Depending on your needs, you might just want to generate the elapsed time like this:

double t_ns = (double)(end.tv_sec - start.tv_sec) * 1.0e9 + (double)(end.tv_nsec - start.tv_nsec); // get elapsed time in ns

Also, FWIW, I use CLOCK_PROCESS_CPUTIME_ID - it seems to give better accuracy and resolution on the various Linux-based systems that I've tried it on:

clock_gettime(CLOCK_PROCESS_CPUTIME_ID, &start);

// ... stuff ... //

clock_gettime(CLOCK_PROCESS_CPUTIME_ID, &end);


You have to add the struct keyword before the timespec's. E.g.

struct timespec diff(struct timespec start, struct timespec end);


You are compiling it as C (gcc and .c extension), but looks like you are coding in C++ (where struct could be committed when declaring variables).

Also, in C we usually don't pass structures by value.

Another hint is to always compile with high warning level, at least -Wall -pedantic, to catch problems early.
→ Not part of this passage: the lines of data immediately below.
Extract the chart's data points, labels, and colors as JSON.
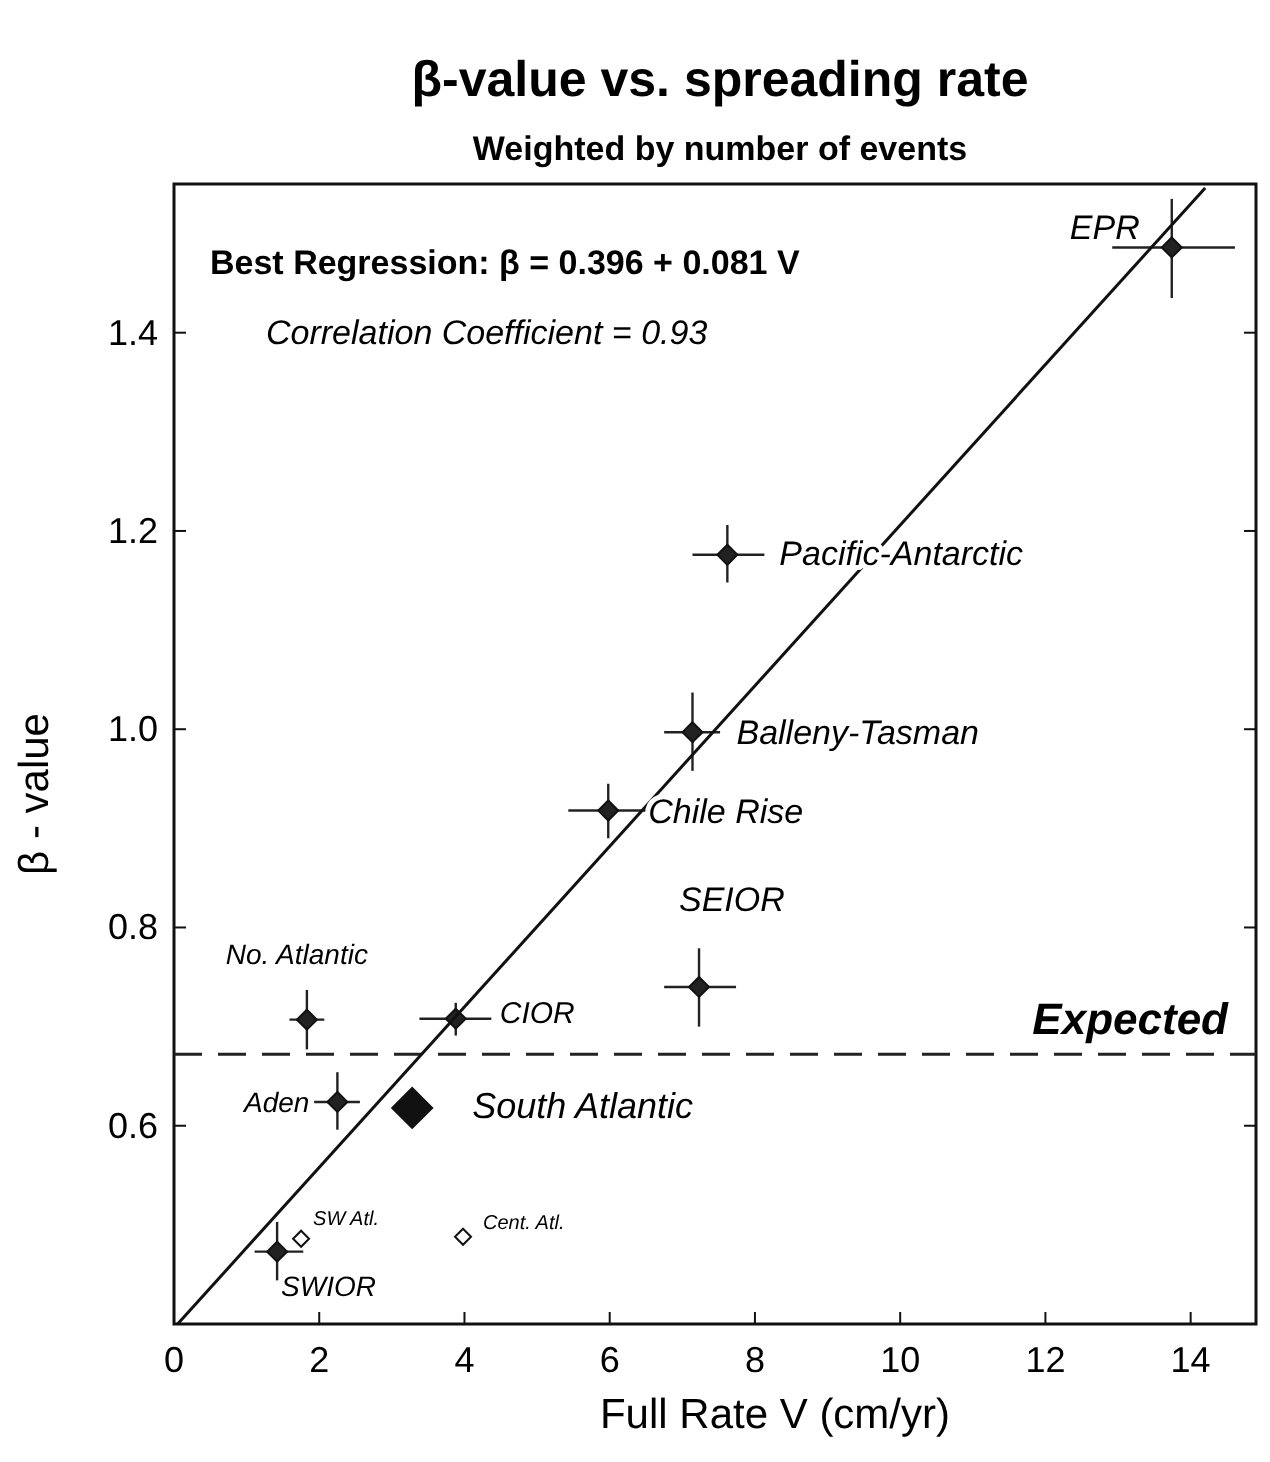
{
  "chart_data": {
    "type": "scatter",
    "title": "β-value vs. spreading rate",
    "subtitle": "Weighted by number of events",
    "xlabel": "Full Rate  V  (cm/yr)",
    "ylabel": "β - value",
    "xlim": [
      0,
      14.9
    ],
    "ylim": [
      0.4,
      1.55
    ],
    "xticks": [
      0,
      2,
      4,
      6,
      8,
      10,
      12,
      14
    ],
    "yticks": [
      {
        "value": 0.6,
        "label": "0.6"
      },
      {
        "value": 0.8,
        "label": "0.8"
      },
      {
        "value": 1.0,
        "label": "1.0"
      },
      {
        "value": 1.2,
        "label": "1.2"
      },
      {
        "value": 1.4,
        "label": "1.4"
      }
    ],
    "marker": "diamond",
    "grid": false,
    "series": [
      {
        "color": "#222222",
        "x": [
          13.74,
          7.62,
          7.14,
          5.98,
          7.23,
          1.83,
          3.88,
          2.25,
          1.42
        ],
        "values": [
          1.486,
          1.176,
          0.997,
          0.918,
          0.74,
          0.707,
          0.708,
          0.624,
          0.473
        ],
        "errors": [
          [
            1.435,
            1.535
          ],
          [
            1.148,
            1.206
          ],
          [
            0.958,
            1.037
          ],
          [
            0.89,
            0.945
          ],
          [
            0.7,
            0.779
          ],
          [
            0.677,
            0.737
          ],
          [
            0.691,
            0.724
          ],
          [
            0.596,
            0.654
          ],
          [
            0.444,
            0.503
          ]
        ],
        "xerrors": [
          [
            12.92,
            14.61
          ],
          [
            7.14,
            8.13
          ],
          [
            6.75,
            7.52
          ],
          [
            5.43,
            6.51
          ],
          [
            6.75,
            7.74
          ],
          [
            1.59,
            2.07
          ],
          [
            3.38,
            4.37
          ],
          [
            1.93,
            2.56
          ],
          [
            1.11,
            1.78
          ]
        ]
      },
      {
        "color": "#111111",
        "x": [
          3.28
        ],
        "values": [
          0.618
        ]
      },
      {
        "color": "#ffffff",
        "x": [
          1.75,
          3.98
        ],
        "values": [
          0.486,
          0.488
        ]
      },
      {
        "type": "line",
        "color": "#111111",
        "marker": "none",
        "x": [
          0.05,
          14.2
        ],
        "values": [
          0.4,
          1.546
        ]
      }
    ],
    "ref_lines": [
      {
        "axis": "y",
        "value": 0.672,
        "label": "Expected",
        "line_style": "dashed",
        "color": "#222222"
      }
    ],
    "annotations": [
      "Best Regression: β = 0.396 + 0.081 V",
      "Correlation Coefficient = 0.93",
      {
        "text": "EPR",
        "x": 13.74,
        "y": 1.486
      },
      {
        "text": "Pacific-Antarctic",
        "x": 7.62,
        "y": 1.176
      },
      {
        "text": "Balleny-Tasman",
        "x": 7.14,
        "y": 0.997
      },
      {
        "text": "Chile Rise",
        "x": 5.98,
        "y": 0.918
      },
      {
        "text": "SEIOR",
        "x": 7.23,
        "y": 0.74
      },
      {
        "text": "No. Atlantic",
        "x": 1.83,
        "y": 0.707
      },
      {
        "text": "CIOR",
        "x": 3.88,
        "y": 0.708
      },
      {
        "text": "Aden",
        "x": 2.25,
        "y": 0.624
      },
      {
        "text": "South Atlantic",
        "x": 3.28,
        "y": 0.618
      },
      {
        "text": "SWIOR",
        "x": 1.42,
        "y": 0.473
      },
      {
        "text": "SW Atl.",
        "x": 1.75,
        "y": 0.486
      },
      {
        "text": "Cent. Atl.",
        "x": 3.98,
        "y": 0.488
      }
    ]
  }
}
I think you want diff() to return either a dynamically or statically allocated pointer.

Try (suggestions in comments):

struct timespec *diff(struct timespec *start, struct timespec *end)
{
struct timespec *temp;

/* allocate temp to be sizeof(struct timespec) and zero it out */
temp = malloc(sizeof(struct timespec));
/* Of course, deal with malloc (or calloc) failing */
memset(tmp, 0, sizeof(struct timespec));

if ((end->tv_nsec-start->tv_nsec)<0) {
    temp->tv_sec = end->tv_sec-start->tv_sec-1;
    temp->tv_nsec = 1000000000+end->tv_nsec-start->tv_nsec;
} else {
    temp->tv_sec = end->tv_sec-start->tv_sec;
    temp->tv_nsec = end->tv_nsec-start->tv_nsec;
}
return temp;
/* Make sure caller frees the returned pointer */
}

If dynamic allocation is taboo, then:

static struct timespec temp;
/*zero it out, watch concurrency too! */

....

temp.tv_sec = end->tv_sec-start->tv_sec;
/* Make sure caller does NOT free (or modify) the pointer */
return temp;

You need to return a pointer there (however allocated) that can actually be reached by the caller. Or, make *temp global.